Bagian 12 ; Marahan

497 72 9
                                    

—HAPPY READING–

"Didunia ini kita hidup sendirian."

–Ice Aiden Ackerley–

•✦───────────•✧

"Lari terus Ice!".

"Aze di belakang lo itu-".

"T*i!".

Gempa menatap jengah kedua adiknya yang berlari tunggang langgang memasuki rumah bahkan hampir melupakan untuk melepas sepatu sebelum masuk kedalam.

"Ah gila capek banget," Blaze merebahkan tubuhnya dilantai dingin, disebelahnya ada Ice yang sedang duduk lesehan dilantai. Napas keduanya terengah setelah berlari dari minimarket yang jaraknya lumayan jauh dari rumah.

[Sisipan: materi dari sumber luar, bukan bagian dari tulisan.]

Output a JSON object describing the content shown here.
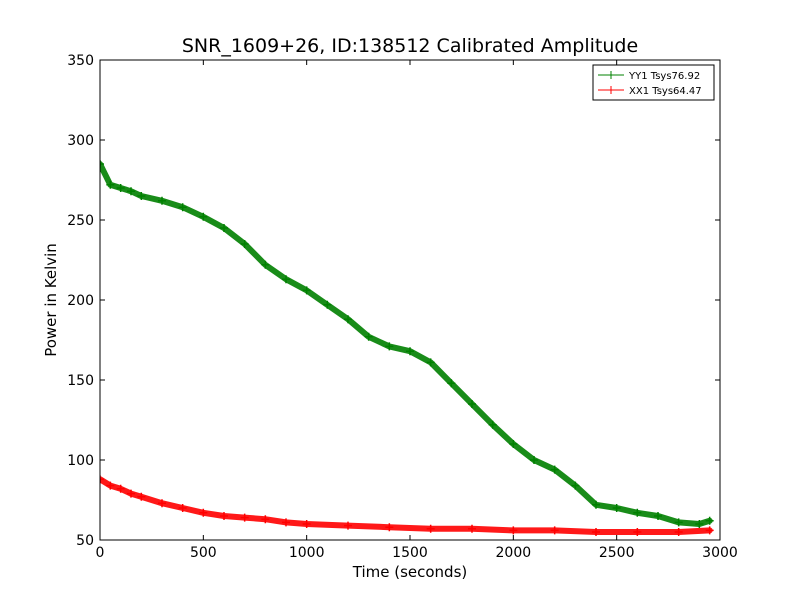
{
  "chart_data": {
    "type": "line",
    "title": "SNR_1609+26, ID:138512 Calibrated Amplitude",
    "xlabel": "Time (seconds)",
    "ylabel": "Power in Kelvin",
    "xlim": [
      0,
      3000
    ],
    "ylim": [
      50,
      350
    ],
    "xticks": [
      "0",
      "500",
      "1000",
      "1500",
      "2000",
      "2500",
      "3000"
    ],
    "yticks": [
      "50",
      "100",
      "150",
      "200",
      "250",
      "300",
      "350"
    ],
    "grid": false,
    "legend_position": "top-right",
    "series": [
      {
        "name": "YY1 Tsys76.92",
        "color": "#008000",
        "marker": "plus",
        "x": [
          0,
          50,
          100,
          150,
          200,
          300,
          400,
          500,
          600,
          700,
          800,
          900,
          1000,
          1100,
          1200,
          1300,
          1400,
          1500,
          1600,
          1700,
          1800,
          1900,
          2000,
          2100,
          2200,
          2300,
          2400,
          2500,
          2600,
          2700,
          2800,
          2900,
          2950
        ],
        "y": [
          285,
          272,
          270,
          268,
          265,
          262,
          258,
          252,
          245,
          235,
          222,
          213,
          206,
          197,
          188,
          177,
          171,
          168,
          161,
          148,
          135,
          122,
          110,
          100,
          94,
          84,
          72,
          70,
          67,
          65,
          61,
          60,
          62
        ]
      },
      {
        "name": "XX1 Tsys64.47",
        "color": "#ff0000",
        "marker": "plus",
        "x": [
          0,
          50,
          100,
          150,
          200,
          300,
          400,
          500,
          600,
          700,
          800,
          900,
          1000,
          1200,
          1400,
          1600,
          1800,
          2000,
          2200,
          2400,
          2600,
          2800,
          2950
        ],
        "y": [
          88,
          84,
          82,
          79,
          77,
          73,
          70,
          67,
          65,
          64,
          63,
          61,
          60,
          59,
          58,
          57,
          57,
          56,
          56,
          55,
          55,
          55,
          56
        ]
      }
    ]
  }
}
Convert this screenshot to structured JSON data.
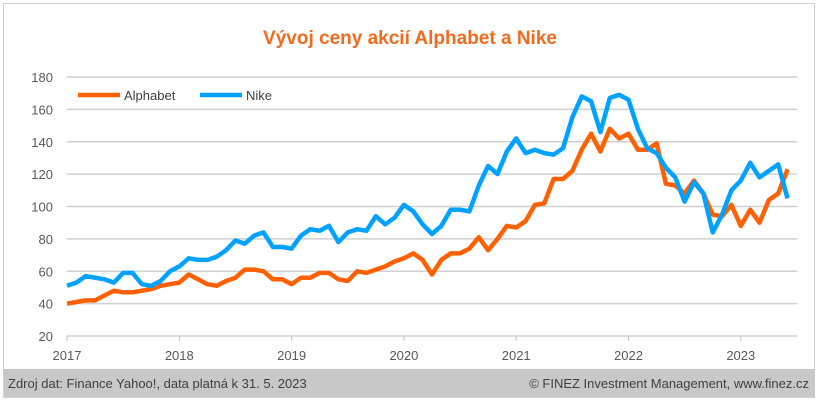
{
  "chart_data": {
    "type": "line",
    "title": "Vývoj ceny akcií Alphabet a Nike",
    "xlabel": "",
    "ylabel": "",
    "ylim": [
      20,
      180
    ],
    "yticks": [
      "20",
      "40",
      "60",
      "80",
      "100",
      "120",
      "140",
      "160",
      "180"
    ],
    "xticks": [
      "2017",
      "2018",
      "2019",
      "2020",
      "2021",
      "2022",
      "2023"
    ],
    "x_start": "2017-01",
    "frequency": "monthly",
    "grid": true,
    "legend_placement": "top-left",
    "series": [
      {
        "name": "Alphabet",
        "color": "#ff6000",
        "values": [
          40,
          41,
          42,
          42,
          45,
          48,
          47,
          47,
          48,
          49,
          51,
          52,
          53,
          58,
          55,
          52,
          51,
          54,
          56,
          61,
          61,
          60,
          55,
          55,
          52,
          56,
          56,
          59,
          59,
          55,
          54,
          60,
          59,
          61,
          63,
          66,
          68,
          71,
          67,
          58,
          67,
          71,
          71,
          74,
          81,
          73,
          80,
          88,
          87,
          91,
          101,
          102,
          117,
          117,
          122,
          135,
          145,
          134,
          148,
          142,
          145,
          135,
          135,
          139,
          114,
          113,
          108,
          116,
          108,
          95,
          94,
          101,
          88,
          98,
          90,
          104,
          108,
          123
        ]
      },
      {
        "name": "Nike",
        "color": "#00a2ff",
        "values": [
          51,
          53,
          57,
          56,
          55,
          53,
          59,
          59,
          52,
          51,
          54,
          60,
          63,
          68,
          67,
          67,
          69,
          73,
          79,
          77,
          82,
          84,
          75,
          75,
          74,
          82,
          86,
          85,
          88,
          78,
          84,
          86,
          85,
          94,
          89,
          93,
          101,
          97,
          89,
          83,
          88,
          98,
          98,
          97,
          113,
          125,
          120,
          134,
          142,
          133,
          135,
          133,
          132,
          136,
          155,
          168,
          165,
          146,
          167,
          169,
          166,
          148,
          136,
          133,
          124,
          118,
          103,
          115,
          108,
          84,
          95,
          110,
          116,
          127,
          118,
          122,
          126,
          105
        ]
      }
    ]
  },
  "footer": {
    "source": "Zdroj dat: Finance Yahoo!, data platná k 31. 5. 2023",
    "copyright": "© FINEZ Investment Management, www.finez.cz"
  }
}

"Anjing gila," dumel Blaze kesal.

Ice menatap Blaze sekilas lalu kembali meluruskan kakinya yang sudah tak bertenaga.

"Kalian kenapa? Pulang-pulang pada ribut," Gempa menghampiri kedua adiknya, pemuda itu baru saja pulang dari rumah sakit tiga menitan lalu.

Blaze menatap Gempa lalu dia berdiri begitu saja sehingga membuat pandangan gelap dan agak pusing, "kita dikejar anjing gila, nyesel banget sekolah gak bawa motor. Aduh mana capek banget abis futsal tadi,".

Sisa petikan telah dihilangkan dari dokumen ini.